結果が出ない競技者へ――誰にも見られない努力があなたを強くする

誰にも見られない行動が競技者の軸をつくる
最近、ふとした瞬間に思うことがあった。
大人になってようやく気づいた、父の凄さについて。
父は毎朝5時に、誰よりも早く職場へ向かっていた。
夏は冷房を、冬は暖房を入れて、誰かが来たときに少しでも快適に過ごせるように。
小さい頃の私は、その理由を深く考えたことがなかった。
「朝はトイレが長くなるから早く行ってるだけだ」と笑っていた父の言葉を、そのまま信じていた。
大きくなるにつれて、父はその本当の理由を話してくれた。
その時も「すごいな」とは思ったが、今ほど深くは理解していなかった。
大人になった今、ようやくその行動の意味と凄さが分かる。
父は役職が上がっても、その小さな親切を変わらず続けていた。
最高役職に就いても、誰にも見られない場所で同じ行動を続けていた。
感謝されたいわけでも、評価されたいわけでもない。
ただ、自分がそうしたいからやっているだけ。
見返りを求めていたら、きっと続かなかったんじゃないかなと勝手に思っている。
本当の親切とは、こういうことなのかもしれないなって、、、。
その背中を見て育ったからこそ、今の自分の姿勢がある。
これは、選手に対してだけでなく、どんな場面でも大切にしている自分に対しての問い。
そして一番気をつけているのは、行動に見返りを求めないこと。
少し気を抜けば、承認欲求はすぐに顔を出す。
「こんなにやってるのに…」
「なんであいつが評価されるんだ…」
そんな気持ちが出てきたとき、それはもう親切でも努力でもなくなる。
父の姿勢を思い出すたびに、私は自分に問い直す。
誰にも見られない場所で、日を浴びないところで、自分はどう行動しているだろうか。
誰かのために動いているその行動に、見返りを求めていないだろうか。
そうやって自分を整え直すたびに、父の背中の大きさを改めて感じる。
見返りを求めると努力は続かない
結果が出ない時期の落とし穴
結果が出ない時期や、自分が思うように評価されない時間は、どんな競技者にも訪れる。
スランプのような状態が続くと、心は不安定になりやすい。
だからこそ、
- 見返りを求めない行動は、競技者の軸をつくる。
- 誰にも見られない場所での積み重ね。
- 自分の意思で選んだ努力。
- 承認欲求に飲まれない心。
- 結果に左右されない姿勢。
これらはすべて、競技力に直結する。
そしてもう一つ、大事なことがある。
見返りを求めてしまうと、思った通りの見返りが得られなかった瞬間に心が沈み、行動そのものをやめてしまう。
そう思った瞬間、努力は義務に変わり、続かなくなる。
逆に、見返りを求めずにやり続けられた人にだけ、後から静かにギフトがやってくる。
誰にも見られていないようで、実は見ている人はちゃんと見ているということ。
本番で出る偶然ではない結果は、見えないところでの行動がつくる。
評価されなくても続けられる競技者が強くなる
そしてもう一つ、大事なことがある。
努力を続けていると、必ず出てくる。
ケチをつけてくる人。
「意味ないよ」と言ってくる人。
「そのやり方じゃダメだ」と断言してくる人。
便利なツールを使えば「楽してる」と言われ、親切でやったことが「媚びてる」と捉えられることもある。

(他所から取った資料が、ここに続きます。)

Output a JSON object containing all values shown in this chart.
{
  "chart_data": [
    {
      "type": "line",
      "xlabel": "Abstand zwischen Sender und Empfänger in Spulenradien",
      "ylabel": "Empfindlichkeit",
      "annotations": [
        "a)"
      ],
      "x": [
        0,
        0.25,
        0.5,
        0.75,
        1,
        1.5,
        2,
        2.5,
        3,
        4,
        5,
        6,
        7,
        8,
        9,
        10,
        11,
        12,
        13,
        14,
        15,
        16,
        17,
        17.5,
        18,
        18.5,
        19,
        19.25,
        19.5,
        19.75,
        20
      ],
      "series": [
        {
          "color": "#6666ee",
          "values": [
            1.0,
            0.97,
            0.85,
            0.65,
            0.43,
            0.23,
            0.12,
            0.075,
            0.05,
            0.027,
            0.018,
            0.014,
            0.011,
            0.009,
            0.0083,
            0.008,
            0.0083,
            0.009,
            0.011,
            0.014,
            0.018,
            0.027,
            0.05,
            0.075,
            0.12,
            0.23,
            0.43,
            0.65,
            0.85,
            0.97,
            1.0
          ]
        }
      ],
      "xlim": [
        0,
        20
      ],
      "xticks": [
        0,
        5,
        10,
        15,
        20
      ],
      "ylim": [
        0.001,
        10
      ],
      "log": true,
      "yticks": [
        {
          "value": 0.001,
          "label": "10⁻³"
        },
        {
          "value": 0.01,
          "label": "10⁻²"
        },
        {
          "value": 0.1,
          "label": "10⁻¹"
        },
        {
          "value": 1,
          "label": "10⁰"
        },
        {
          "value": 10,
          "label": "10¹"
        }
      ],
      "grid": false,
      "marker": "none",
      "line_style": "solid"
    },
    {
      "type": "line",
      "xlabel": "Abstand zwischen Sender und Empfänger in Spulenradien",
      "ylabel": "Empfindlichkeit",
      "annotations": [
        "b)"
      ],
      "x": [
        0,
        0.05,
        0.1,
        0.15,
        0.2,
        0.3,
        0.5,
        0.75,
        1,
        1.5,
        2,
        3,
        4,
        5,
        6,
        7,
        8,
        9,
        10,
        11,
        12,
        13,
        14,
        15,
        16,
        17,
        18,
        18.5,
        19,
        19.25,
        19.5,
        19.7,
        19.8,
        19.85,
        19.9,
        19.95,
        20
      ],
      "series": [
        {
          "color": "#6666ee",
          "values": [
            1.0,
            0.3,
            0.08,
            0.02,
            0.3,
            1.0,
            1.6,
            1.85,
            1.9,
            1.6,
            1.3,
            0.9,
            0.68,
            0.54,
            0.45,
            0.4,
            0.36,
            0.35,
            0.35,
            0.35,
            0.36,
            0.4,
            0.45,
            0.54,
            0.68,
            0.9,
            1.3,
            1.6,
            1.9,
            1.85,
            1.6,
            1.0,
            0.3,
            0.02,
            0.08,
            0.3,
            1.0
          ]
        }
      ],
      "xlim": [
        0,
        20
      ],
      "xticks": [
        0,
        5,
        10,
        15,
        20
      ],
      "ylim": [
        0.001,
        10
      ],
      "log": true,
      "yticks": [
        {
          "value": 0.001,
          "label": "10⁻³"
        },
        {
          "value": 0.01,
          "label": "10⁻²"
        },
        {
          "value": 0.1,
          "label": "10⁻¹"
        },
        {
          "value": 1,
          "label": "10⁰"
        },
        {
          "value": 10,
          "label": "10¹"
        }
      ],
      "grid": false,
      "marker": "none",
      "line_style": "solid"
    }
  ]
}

どれだけ丁寧にやっても、どれだけ誠実に向き合っても、違う形で受け取られることはある。
それでもいい。
大事なのは、自分の行動の意図を自分が知っていること。
誰にも見られない場所で、日を浴びないところで、自分のために、誰かのために動いているその行動は、必ずあなたの未来を支える力になる。
今、結果が出ない競技者へ伝えたいこと
今、頑張っているあなたへ
努力や親切に見返りを求めてしまうと、それはもう努力でも親切でもない。
今、結果が出ないと感じている競技者もいるかもしれない。
評価されず、モチベーションが揺らぐ時期もあるだろう。
でも、その姿勢は決して無駄じゃない。
誰にも気づかれなくても、評価されなくても、その行動は確実にあなたを強くしている。
父の背中が私を育てたように、あなたの背中も、未来のあなたを育てている。
最後までお読み頂きありがとうございました。